祖母の葬儀も、やはり段取り通り行われ、静かに終わった。ただ、納骨の際にはペルシアンも一緒に埋葬させてもらった。ペルシアンはずっと祖母の側にいたのだ。せめて、同じ場所で眠らせてあげたい。手を合わせ、ただひたすら冥福を祈った。

葬儀を終えた私は、それまでのお礼を兼ねて、マツバさんのもとへ和菓子を持参して訪れた。もちろんマツバさんも葬儀には参列してくれた。だが、私は両親の手伝いでほとんど会話をする機会がなかったのだ。葬儀の帰りということもあり、喪服姿なのだが、和菓子を渡すだけだし、大丈夫だろう。
記憶を辿りながら道を進み、大きな和風建築の屋敷の前に立つ。玄関の前に立ち、インターホンを鳴らすと、少しの間をおいてマツバさんが現れた。
……喪服の上着を脱いだワイシャツ姿のマツバさんに、少しだけ違和感や新鮮さを感じた。

「ツユキさん……」
「突然すみません。あの、これ、お世話になったお礼に」
「!」

言いながら差し出すと、彼は目を丸くする。そして小さく笑っては「いいのかい?」と首を傾げた。

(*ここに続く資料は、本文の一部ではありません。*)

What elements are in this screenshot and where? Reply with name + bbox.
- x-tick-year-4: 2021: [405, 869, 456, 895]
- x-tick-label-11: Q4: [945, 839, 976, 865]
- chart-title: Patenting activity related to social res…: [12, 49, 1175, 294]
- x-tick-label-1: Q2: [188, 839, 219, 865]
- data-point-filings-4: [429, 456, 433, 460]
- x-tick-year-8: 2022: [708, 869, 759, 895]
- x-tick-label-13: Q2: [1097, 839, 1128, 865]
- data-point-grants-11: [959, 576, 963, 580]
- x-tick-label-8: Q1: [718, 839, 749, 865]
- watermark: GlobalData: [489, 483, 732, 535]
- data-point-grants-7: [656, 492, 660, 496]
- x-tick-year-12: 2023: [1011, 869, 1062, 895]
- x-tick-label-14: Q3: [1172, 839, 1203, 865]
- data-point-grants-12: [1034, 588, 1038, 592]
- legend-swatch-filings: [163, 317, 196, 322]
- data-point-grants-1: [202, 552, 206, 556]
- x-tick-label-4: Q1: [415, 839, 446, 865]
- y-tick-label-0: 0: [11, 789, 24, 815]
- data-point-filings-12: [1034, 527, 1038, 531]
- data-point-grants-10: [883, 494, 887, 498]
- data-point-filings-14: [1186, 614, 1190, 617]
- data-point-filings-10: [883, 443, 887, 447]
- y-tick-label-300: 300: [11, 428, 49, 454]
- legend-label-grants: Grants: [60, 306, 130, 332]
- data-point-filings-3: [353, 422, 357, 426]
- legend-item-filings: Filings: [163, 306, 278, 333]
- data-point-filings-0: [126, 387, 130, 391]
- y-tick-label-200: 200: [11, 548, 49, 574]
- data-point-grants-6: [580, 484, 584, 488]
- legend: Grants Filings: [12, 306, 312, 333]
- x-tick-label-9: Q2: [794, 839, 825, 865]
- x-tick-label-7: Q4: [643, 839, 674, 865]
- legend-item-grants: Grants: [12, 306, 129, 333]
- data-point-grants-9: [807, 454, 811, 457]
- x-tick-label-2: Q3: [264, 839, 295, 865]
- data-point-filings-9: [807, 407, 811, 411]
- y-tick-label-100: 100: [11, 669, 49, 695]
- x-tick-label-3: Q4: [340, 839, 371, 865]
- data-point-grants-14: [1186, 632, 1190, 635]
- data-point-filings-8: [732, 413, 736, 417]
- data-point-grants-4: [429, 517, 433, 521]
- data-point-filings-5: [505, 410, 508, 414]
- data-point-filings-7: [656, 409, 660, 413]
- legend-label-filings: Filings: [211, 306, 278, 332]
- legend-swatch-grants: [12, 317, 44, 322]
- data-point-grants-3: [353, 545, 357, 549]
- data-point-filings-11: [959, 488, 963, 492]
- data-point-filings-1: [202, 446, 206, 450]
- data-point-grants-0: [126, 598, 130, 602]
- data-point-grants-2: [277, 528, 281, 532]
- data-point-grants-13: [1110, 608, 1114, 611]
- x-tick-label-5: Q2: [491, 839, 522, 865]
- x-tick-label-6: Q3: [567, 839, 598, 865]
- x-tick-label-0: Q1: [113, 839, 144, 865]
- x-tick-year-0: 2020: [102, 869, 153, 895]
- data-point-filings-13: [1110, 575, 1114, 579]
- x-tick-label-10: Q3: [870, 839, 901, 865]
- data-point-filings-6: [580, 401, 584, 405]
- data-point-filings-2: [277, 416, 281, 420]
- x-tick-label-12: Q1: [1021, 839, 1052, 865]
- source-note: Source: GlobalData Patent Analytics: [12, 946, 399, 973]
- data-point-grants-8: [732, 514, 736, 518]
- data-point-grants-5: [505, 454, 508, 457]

「はい。お世話になりましたから。本当にありがとうございました」
「お礼なんて。それに何かあったら、またいつでも頼ってくれていいんだよ」
「!」
「元はといえば、僕のせいもあるからね」
「え?」
「いや、それより、せっかくだから上がって。お茶で良ければ飲んでいってよ」
「そんな、ご馳走になるわけには……」
「いいから」

笑顔で言う彼に、断る言葉が思い付かずに俯く。すると壁をすり抜け、ゲンガーが現れた。ゲンガーにやや強引に腕を引かれながら中へと入る。
その時に背後から猫の鳴き声や子供の笑い声が響いた。



振り返ると、着物姿の女の子とペルシアンが、楽しそうにどこかへ走っていった。